Чумазый мальчишка вернулся с кувшином вина и с такой же полной чашей. Лицо старика просияло от радости.
— Твой отец Сенмут — хороший человек. Он умеет писать и он присматривал за мной в счастливые для меня дни, когда вино лилось рекой и мне виделись крокодилы и гиппопотамы там, где их не было. Хороший он человек, хотя всего лишь врач и не владеет луком. Я благодарен ему.
Я с беспокойством смотрел на кувшин вина, которым Интеб явно был всецело поглощен, и потянул отца за широкий, испачканный лекарствами рукав, опасаясь, как бы после такою количества вина мы не проснулись в какой-нибудь канаве, избитые до синяков. Сенмут тоже взглянул на кувшин, слегка вздохнул и повел меня прочь. Интеб затянул своим пронзительным старческим голосом сирийскую песню под смех голого, загорелого дочерна мальчишки.

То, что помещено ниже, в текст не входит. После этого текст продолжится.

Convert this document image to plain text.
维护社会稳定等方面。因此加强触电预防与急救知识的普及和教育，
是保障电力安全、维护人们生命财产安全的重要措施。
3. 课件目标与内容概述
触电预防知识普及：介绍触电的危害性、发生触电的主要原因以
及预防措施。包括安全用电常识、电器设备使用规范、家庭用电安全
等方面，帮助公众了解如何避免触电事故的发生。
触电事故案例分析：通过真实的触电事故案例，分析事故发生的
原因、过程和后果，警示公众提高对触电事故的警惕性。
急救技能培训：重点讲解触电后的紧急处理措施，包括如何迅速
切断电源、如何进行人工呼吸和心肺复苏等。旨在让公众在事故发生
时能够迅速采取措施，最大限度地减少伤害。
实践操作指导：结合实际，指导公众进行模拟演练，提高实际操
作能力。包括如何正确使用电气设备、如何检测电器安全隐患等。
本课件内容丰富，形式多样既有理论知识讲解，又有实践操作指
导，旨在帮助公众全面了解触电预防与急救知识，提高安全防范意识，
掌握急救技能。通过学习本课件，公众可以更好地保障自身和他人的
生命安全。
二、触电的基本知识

Так я похоронил свои воинственные мечты и больше не сопротивлялся, когда на следующий день отец с матерью отвели меня в школу.
4
Моему отцу было не по карману отправить меня в одну из больших храмовых школ, где учились сыновья, а иногда и дочери богачей, знати и именитых жрецов. Моим наставником был старый жрец Онэ, который жил неподалеку и держал классы на полуразрушенной веранде. Его учениками были дети ремесленников, купцов, старших рабочих порта, унтер-офицеров, честолюбиво мечтавших о карьере писца для своих сыновей. В свое время Онэ прислуживал у Селестия Мута в храме и потому вполне мог давать простейшие уроки письма детям, чтобы впоследствии они сумели вести торговые счета, мерить зерно, головы скота и ведать снабжением армии. В великом городе Фивах были сотни таких маленьких школ. Обучение стоило недорого: ученикам приходилось только содержать учителя. Сын угольщика зимой наполнял его жаровню, сын ткача одевал его, ребенок торговца зерном следил, чтобы у него было достаточно муки, а мой отец лечил его от множества болячек и недугов и давал ему болеутоляющие травы, дабы он принимал их с вином.